Mais Eric Broadley pourra aussi et surtout compter sur le précieux renfort de John Wyer (l’ancien patron d’écurie d’Aston Martin), de Roy Lunn (déjà cité) et du jeune pilote Bruce Mac Laren, promu pilote-essayeur chez Ford.
Constituée en août 1963, cette “dream-team” allait immédiatement se mettre au travail en s’installant à Slough, en Angleterre…, et c’est dans la plus extrême urgence que sera achevé le premier exemplaire de la Ford GT 40 le 1er avril 1964.

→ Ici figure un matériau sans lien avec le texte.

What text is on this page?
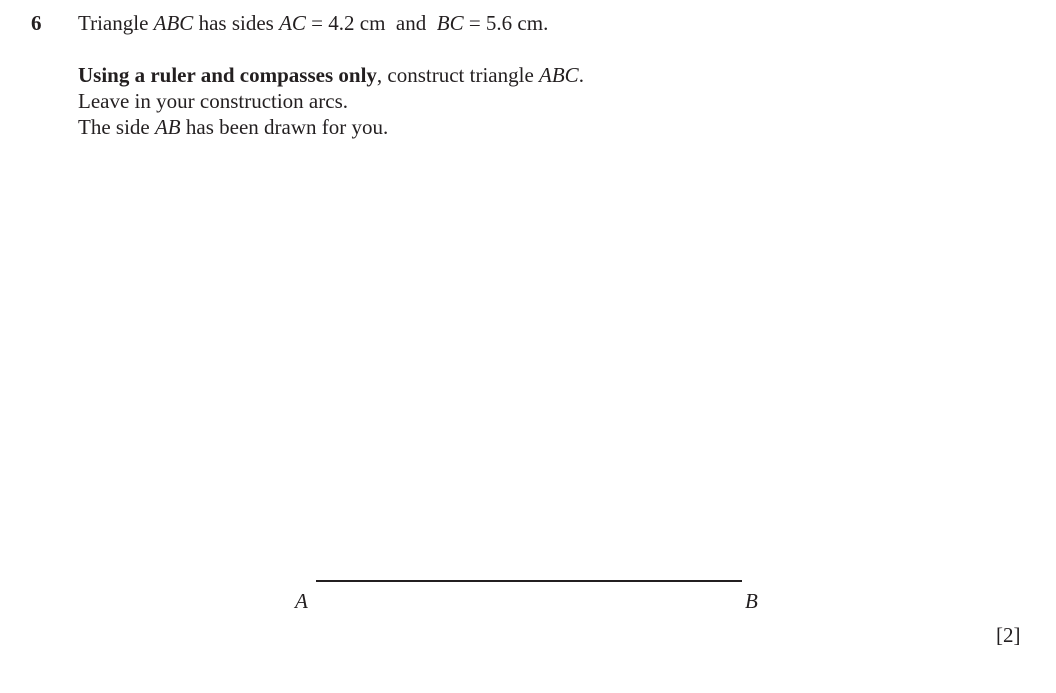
6 Triangle ABC has sides AC = 4.2 cm  and  BC = 5.6 cm.
Using a ruler and compasses only, construct triangle ABC.
Leave in your construction arcs.
The side AB has been drawn for you.
A	B
[2]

Un véritable tour de force compte tenu du “cahier des charges” imposé… Sa cellule monocoque associée à deux berceaux porteurs sera notamment conservée, de même que les deux “caissons” latéraux servant aux réservoirs d’essence. Comme prévu, la Lola GT allait servir de base de développement à la nouvelle équipe. Les “bâtis” tubulaires avant et arrière seront toutefois simplifiés dans leur dessin. Les suspensions à double triangulation à l’avant et à doubles jambes de force longitudinales à l’arrière feront quant à elle l’objet de nombreux tests de résistance calculés directement par ordinateur. Cette structure faite de tôle d’acier ultra-mince allait recevoir une carrosserie profilée particulièrement basse (ses 40 pouces de hauteur allaient incidemment inspirer sa désignation officielle : “GT 40“), constituée de panneaux de fibre de verre laminée. Plus effilée que celle de la Lola GT, cette caisse se distinguera tout particulièrement par ses capots avant et arrière englobant les ailes et basculant d’un seul tenant pour faciliter l’accès des mécaniciens à tous les organes essentiels.
Côté mécanique, c’est le V8 4,2 l Ford issu de la série Fairlane mais profondément remanié pour les 500 Miles d’ Indianapolis qui sera retenu.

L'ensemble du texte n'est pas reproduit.